Thursday, June 23, 2011 (Last Updated: 06/24/2011)
THURSDAY, June 23 (HealthDay News) -- The use of asbestos has increased drastically in Asia since 1970, with 64 percent of global use from 2001 to 2007 attributable to Asia, according to a review published online March 30 in Respirology.
Giang Vinh Le, from the University of Occupational and Environmental Health in Kitakyushu City, Japan, and colleagues analyzed data on the current status of asbestos use and asbestos-related disease (ARD) in Asia. This was done using descriptive indicators of per capita asbestos use (kilograms per capita per year) and age-adjusted mortality rates (AAMRs, persons per million population per year) by country and for the region, with reference to the world.

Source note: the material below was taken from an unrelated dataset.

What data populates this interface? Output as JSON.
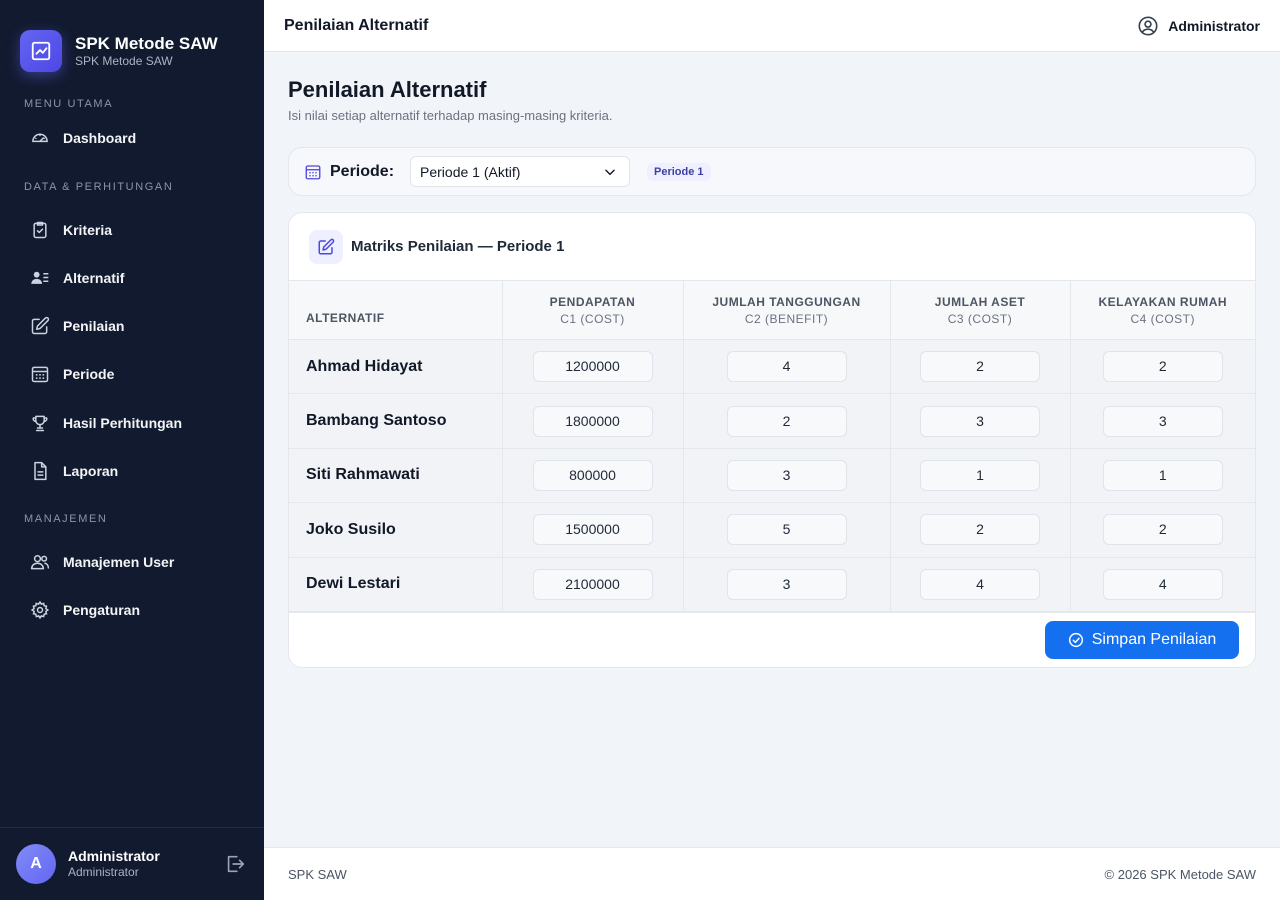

The investigators found that, over the years, there has been a steady rise in the proportion of global asbestos use attributed to Asia, increasing from 14 percent from 1920 to 1970, to 33 percent from 1971 to 2000, and to 64 percent from 2001 to 2007. This reflects an increase in the absolute level used per capita across a large number of countries. There have been 12,882 ARD deaths in Asia, which accounts for 13 percent of ARD deaths in the world. Cyprus, Israel, and Japan recorded the highest AAMRs at 4.8, 3.7 and 3.3, respectively, and all have now banned asbestos use.
"There is a paucity of information concerning the current situation of ARDs in Asia. The marked increase in asbestos use in Asia since 1970, however, is likely to trigger a surge of ARDs in the immediate decades ahead," the authors write.